Cogió la copa y metió la nariz dentro, oliendo despaciosamente el vino. Luego la levantó a la altura de los ojos e hizo resbalar el líquido hacia los bordes del cristal, girando la mano. Se mojó los labios, dando un sorbito y paladeando la pastosa frialdad de la solera. Terminó la copa a pequeños tragos y anduvo con ella vacía hasta la entrada del vestíbulo. Sintió los pasos de alguien que bajaba por la escalera y se volvió otra vez hacia el balconcillo. Cuando oyó que cerraban la puerta de la calle, llamó al conserje, haciendo pitos con los dedos. El conserje estaba sentado al fondo, en una silla de espaldar de tubo, junto a la marquesina que cubría la entrada del salón. Se levantó apresuradamente.

—Dame otra copa, que me voy —dijo don Gabriel.

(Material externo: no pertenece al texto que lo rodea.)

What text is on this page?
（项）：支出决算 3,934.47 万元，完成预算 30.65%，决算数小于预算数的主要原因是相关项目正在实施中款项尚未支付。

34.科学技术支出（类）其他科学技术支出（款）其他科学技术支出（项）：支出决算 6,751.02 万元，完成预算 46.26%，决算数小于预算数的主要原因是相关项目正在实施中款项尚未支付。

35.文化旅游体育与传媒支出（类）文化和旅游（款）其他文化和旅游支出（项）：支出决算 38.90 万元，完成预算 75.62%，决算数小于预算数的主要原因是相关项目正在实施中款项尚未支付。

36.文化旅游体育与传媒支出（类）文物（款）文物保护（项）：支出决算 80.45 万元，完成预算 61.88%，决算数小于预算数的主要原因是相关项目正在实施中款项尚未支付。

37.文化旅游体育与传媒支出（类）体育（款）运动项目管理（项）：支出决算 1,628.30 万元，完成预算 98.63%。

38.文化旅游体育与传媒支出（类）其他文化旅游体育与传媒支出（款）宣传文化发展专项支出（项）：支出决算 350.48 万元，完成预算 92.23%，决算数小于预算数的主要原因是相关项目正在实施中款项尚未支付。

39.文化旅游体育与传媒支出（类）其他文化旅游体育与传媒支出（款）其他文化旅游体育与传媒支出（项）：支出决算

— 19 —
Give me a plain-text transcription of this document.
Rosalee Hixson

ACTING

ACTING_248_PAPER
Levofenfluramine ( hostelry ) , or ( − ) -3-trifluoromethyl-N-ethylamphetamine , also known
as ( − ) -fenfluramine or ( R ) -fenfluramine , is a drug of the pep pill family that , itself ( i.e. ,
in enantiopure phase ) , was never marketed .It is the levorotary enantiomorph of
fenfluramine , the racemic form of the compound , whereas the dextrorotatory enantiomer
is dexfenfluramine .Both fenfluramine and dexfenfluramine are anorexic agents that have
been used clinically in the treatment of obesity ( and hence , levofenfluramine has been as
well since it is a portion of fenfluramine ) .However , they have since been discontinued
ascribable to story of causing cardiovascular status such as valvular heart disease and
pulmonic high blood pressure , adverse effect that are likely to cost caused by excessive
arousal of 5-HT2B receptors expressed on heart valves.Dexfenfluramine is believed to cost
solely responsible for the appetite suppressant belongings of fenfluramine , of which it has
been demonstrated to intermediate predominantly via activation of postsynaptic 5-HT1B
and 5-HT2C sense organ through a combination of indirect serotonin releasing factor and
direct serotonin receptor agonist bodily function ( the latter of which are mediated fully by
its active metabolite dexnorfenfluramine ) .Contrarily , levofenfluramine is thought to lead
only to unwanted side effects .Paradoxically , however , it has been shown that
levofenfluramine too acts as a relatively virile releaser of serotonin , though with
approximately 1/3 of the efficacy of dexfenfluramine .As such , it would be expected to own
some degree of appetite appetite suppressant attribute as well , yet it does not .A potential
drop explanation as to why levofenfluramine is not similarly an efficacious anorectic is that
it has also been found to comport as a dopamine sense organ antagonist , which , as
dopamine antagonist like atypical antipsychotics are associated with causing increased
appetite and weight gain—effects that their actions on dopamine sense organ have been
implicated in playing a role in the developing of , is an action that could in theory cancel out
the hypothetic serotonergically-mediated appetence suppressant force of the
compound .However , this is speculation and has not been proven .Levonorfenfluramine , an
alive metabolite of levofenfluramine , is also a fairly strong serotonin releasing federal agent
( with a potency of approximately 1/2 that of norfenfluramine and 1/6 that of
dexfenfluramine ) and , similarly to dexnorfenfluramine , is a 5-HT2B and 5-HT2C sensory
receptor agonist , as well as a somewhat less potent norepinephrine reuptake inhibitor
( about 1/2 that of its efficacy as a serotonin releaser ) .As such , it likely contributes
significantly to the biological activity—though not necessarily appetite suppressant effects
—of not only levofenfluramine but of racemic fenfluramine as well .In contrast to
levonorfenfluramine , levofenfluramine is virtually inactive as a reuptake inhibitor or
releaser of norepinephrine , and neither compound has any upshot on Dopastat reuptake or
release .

Y le devolvió la vacía. El conserje apenas si tardó unos segundos. Don Gabriel volvió a oler el vino y otra vez lo miró al trasluz. El vino parecía cristalizarse con el tornasol de la claridad, como un rubí iluminado por dentro. Bebió con la misma calma. El conserje esperaba unos pasos atrás, con la plateada bandejita en la mano, atenta la mirada de hurón.

—Toma.

El conserje recogió la copa. Se iba hacia el salón cuando don Gabriel volvió a llamarlo.

—Oye.

—Mande.

—Si viene Cobeña dile que he ido a dar una vuelta por Monterrodilla, que ya lo veré más tarde.

—Sí, señor.

—No se te olvide.

—Descuide, don Gabriel. Que ha ido usted a Monterrodilla. ¿Algo más?

—Nada, hasta luego.

El conserje lo acompañaba hasta la puerta. Cuando fue a abrirla se le adelantó alguien que entraba en aquel momento. Se metió en el vestíbulo una mórbida racha de levante.

—Hola, qué cuenta el hombre —saludó don Andrés.

—Por ahí.

—¿Qué y esa vendimia?

—En eso estamos. A ver si me meto con la pisa a fin de semana.

—Pues yo ya estoy funcionando. ¿No se me nota?

—Te ha crecido el pelo.

El conserje permanecía con la mano en el pomo de la puerta. Don Andrés se abanicaba con una cartulina azul en forma de triángulo.

—Creo que anoche la organizaron buena en Valdecañizo —se peinaba las cejas hacia arriba—, es que no paran.

—No sé —dijo don Gabriel.

—El Cuba todavía la llevaba encima hace un rato, daba grima verlo.

—La primera noticia.

—Yo creí que tú también habías ido.

—No, gracias, a eso de la una estaba roque.

—Se te pasó, mira qué casualidad.

—La verdad es que tuve ahí un lío con Perico Montaña. No andamos lo que se dice en muy buena armonía.

—¿Y eso?

Don Gabriel se colocó de espaldas a la entrada. Balanceaba el cuerpo, apoyándose alternativamente en una y otra pierna.

—No, si no es nada. Lo único es que me pisó unos cortadores sin más ni más, y eso, así por las buenas, tiene castañas, vamos, que no se lo aguanto ni a él ni a nadie.

—Qué mal gusto, hijo. ¿Y ya estaban en Monterrodilla?

—¿Cómo que si ya estaban en Monterrodilla?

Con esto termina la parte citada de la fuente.